The track is really well maintained with lots of little bridges to cross and twists and turns and slopes to keep things interesting. Plenty of short stops were needed especially for our 4 year olds, but generally, I was really quite impressed with how well they handled the two hour walk, and even with how we coped with our packs giving us plenty of resistance training. It was a different story on the return leg though. Aimee provided some resistance training of her own and refused to walk out so we took it in turns to carry her. So fun.
Does my pack look big in this?
Our friends organised the accommodation, a DoC hut overlooking the Orongorongo River, which is where the first photo was taken. As far as huts go, Turere Lodge is a great facility and well worth the $80 fee per bunk room. There is cold running water, a fantastic wood burner with easy access to chopped wood and a really spacious communal dining and kitchen area that worked so well with our large group. There are four bunk rooms that sleep up to eight people and we were lucky to have the whole lodge to ourselves even though we only booked three rooms.

We did discover that there is lighting on a timer in the kitchen area, but the ambience was great in the hut with just the candles lit, the fire roaring and the children running around with their glowsticks and torches.

I was reminded of how the night sky is so beautiful when there are no streetlights to dim the stars. The older children were very excited to go possum hunting and managed to spot three of them in the trees just a short distance from the hut. Even using the longdrops is an adventure in itself when darkness falls. You'll have to imagine that as there are places not even this intrepid blogger will capture in photos.

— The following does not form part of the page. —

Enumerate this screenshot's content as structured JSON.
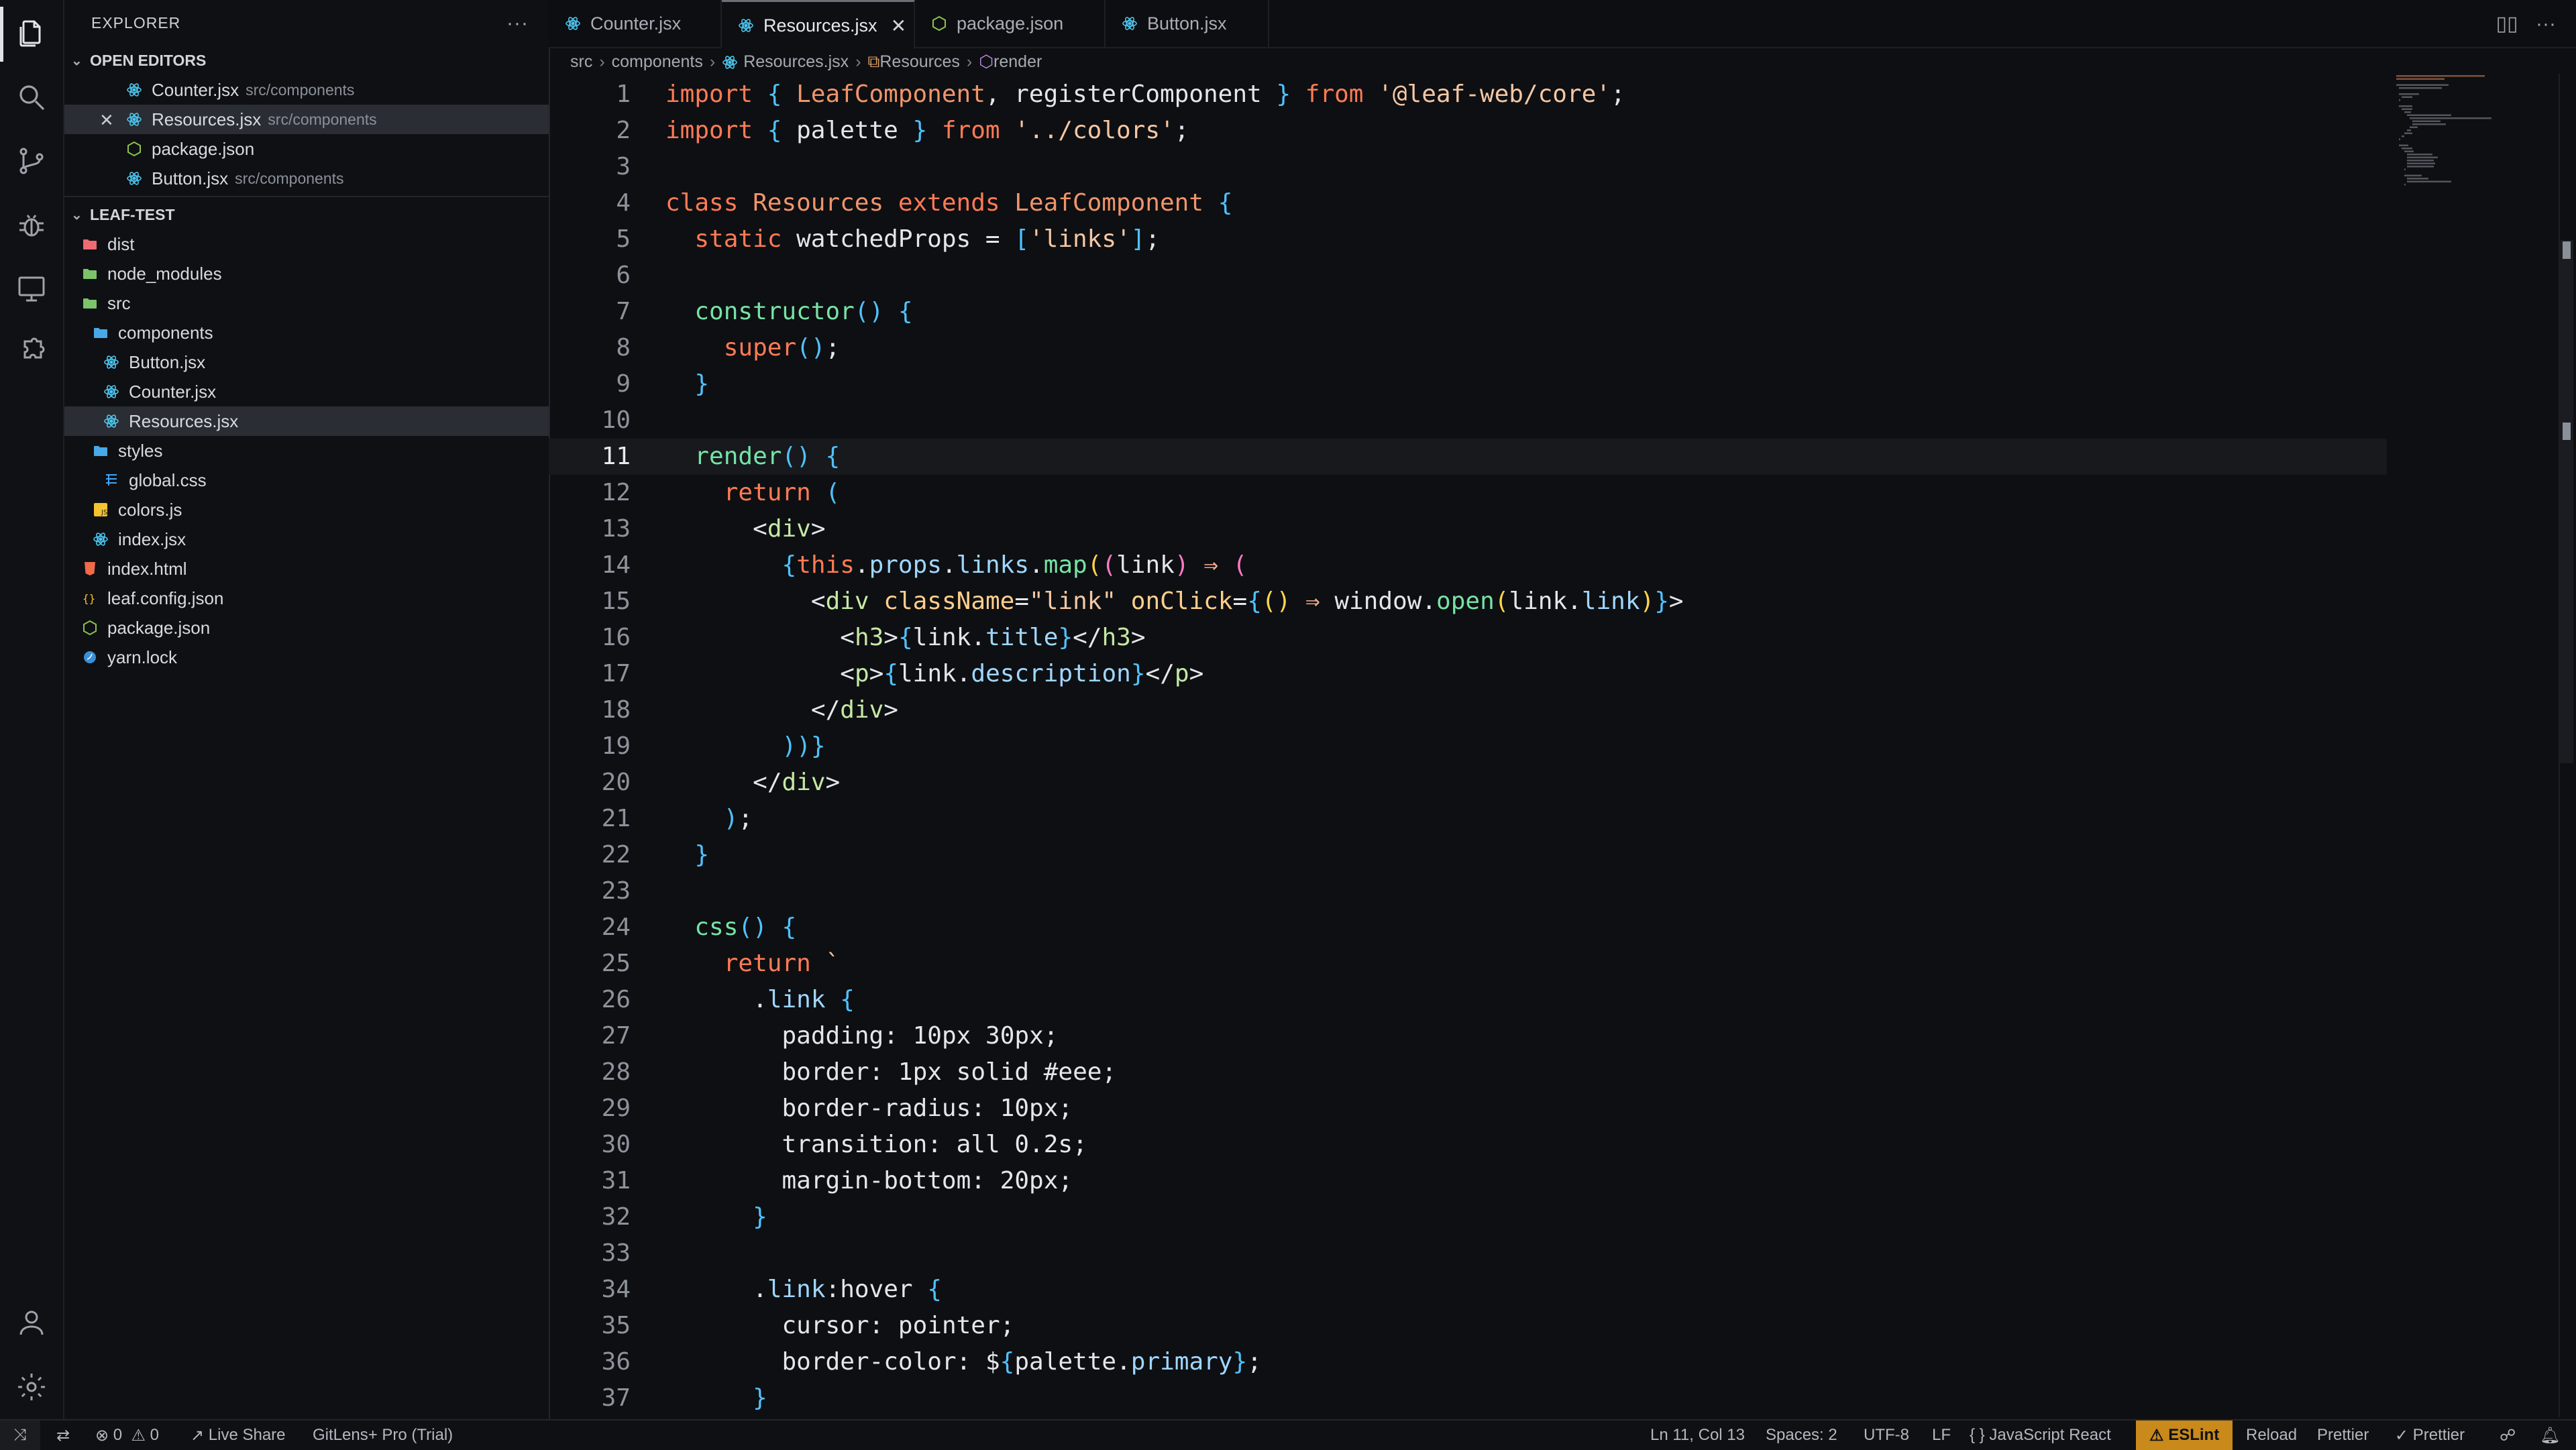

This experience has shown me that I must stop placing limitations on my children and be more open to these kinds of adventures. I wondered if the trip might be too long, too wet, too cold, too too. We encountered these issues, but they were easily resolved with some proper planning and (serious injury or death aside) by keeping a relaxed attitude when things don't go according to plan.

If anyone has any tips on how to get children to sleep longer than 5.30am, even after a massive hike and later-than-usual bedtime, I am all ears.

* All of the photos in this post were taken on my phone. Pack space was limited so it was a toss up between taking my big camera or lollies. You understand.